By Leo Doran
While considerable attention is paid to the role Pell Grants play in subsidizing higher education, the federal government forgoes nearly as much revenue every year through tax incentives also aimed at making a postsecondary education more affordable. Unlike the Pell Grant program however, higher education tax incentives are not targeted specifically to parents and students from low-income families — in some cases, the highly complicated system actually results in greater benefits for wealthier Americans.
There are three main tax incentive programs that are designed to make higher education more affordable, the American opportunity tax credit, the lifetime learning credit, and the tuition and fees deduction. By law, taxpayers can only take advantage of one of these programs each year they file their taxes, meaning that savvy filers will calculate their tax burden multiple times applying the different incentives each time to figure out which program they should participate in. There is also a fourth program that allows taxpayers to take a student loan interest deduction, though this incentive is usually most relevant after a higher education degree has been completed.
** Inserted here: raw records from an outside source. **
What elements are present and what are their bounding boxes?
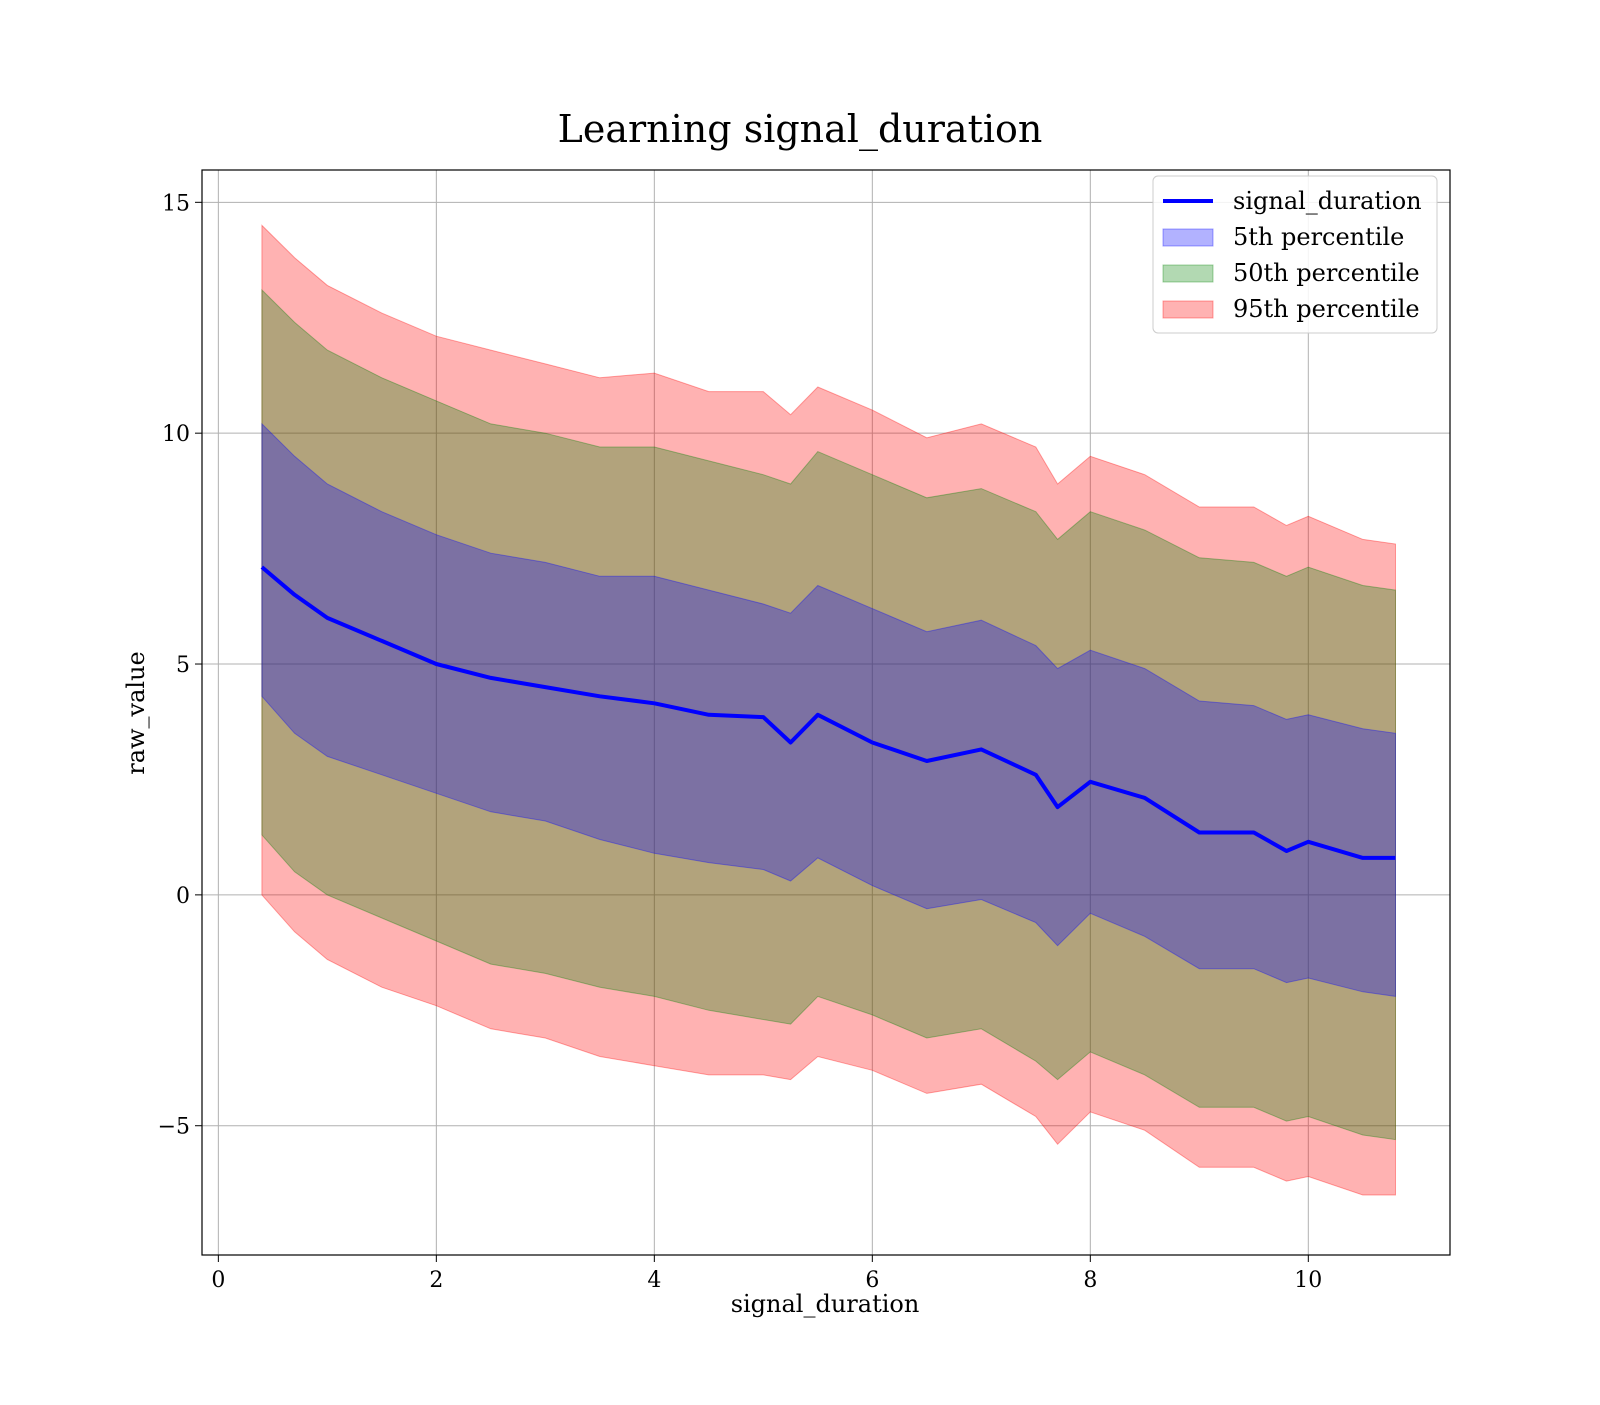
series-line-layer [260, 565, 1396, 860]
x-tick-label: 0 [211, 1268, 225, 1293]
legend-label: signal_duration [1233, 187, 1422, 215]
y-tick-label: 10 [162, 422, 190, 447]
legend-swatch-band [1162, 264, 1214, 283]
legend: signal_duration 5th percentile 50th percen… [1152, 175, 1438, 334]
x-tick-label: 4 [647, 1268, 661, 1293]
y-axis-label: raw_value [122, 651, 150, 775]
legend-swatch-band [1162, 228, 1214, 247]
legend-label: 95th percentile [1233, 295, 1420, 323]
series-line-signal-duration [260, 565, 1396, 860]
band-95th-percentile [261, 224, 1396, 1196]
chart-title: Learning signal_duration [558, 107, 1043, 152]
band-5th-percentile [261, 422, 1396, 997]
legend-label: 5th percentile [1233, 223, 1404, 251]
legend-box [1152, 175, 1438, 334]
y-tick-label: 15 [162, 191, 190, 216]
legend-label: 50th percentile [1233, 259, 1420, 287]
axis-ticks: 0 2 4 6 8 10 −5 0 5 10 15 [158, 191, 1323, 1293]
x-tick-label: 6 [865, 1268, 879, 1293]
x-tick-label: 2 [429, 1268, 443, 1293]
y-tick-label: 0 [176, 884, 190, 909]
grid-lines [202, 170, 1450, 1255]
y-tick-label: −5 [158, 1115, 190, 1140]
x-axis-label: signal_duration [731, 1290, 920, 1318]
plot-frame [201, 169, 1451, 1256]
y-tick-label: 5 [176, 653, 190, 678]
x-tick-label: 10 [1294, 1268, 1322, 1293]
percentile-bands [261, 224, 1396, 1196]
x-tick-label: 8 [1083, 1268, 1097, 1293]
band-50th-percentile [261, 288, 1396, 1141]
legend-swatch-band [1162, 300, 1214, 319]
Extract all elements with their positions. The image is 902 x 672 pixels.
Gordon Mermin, a senior research associate at the Urban Institute’s Urban-Brookings Tax Policy Center and an expert in higher education tax incentives, spoke with InsideSoures about how the current system works and what kind of reform proposals are being discussed. Mermin also helps maintain a simulation model of the federal tax system that allows researchers to evaluate who would benefit and who would suffer from proposals to alter the tax code.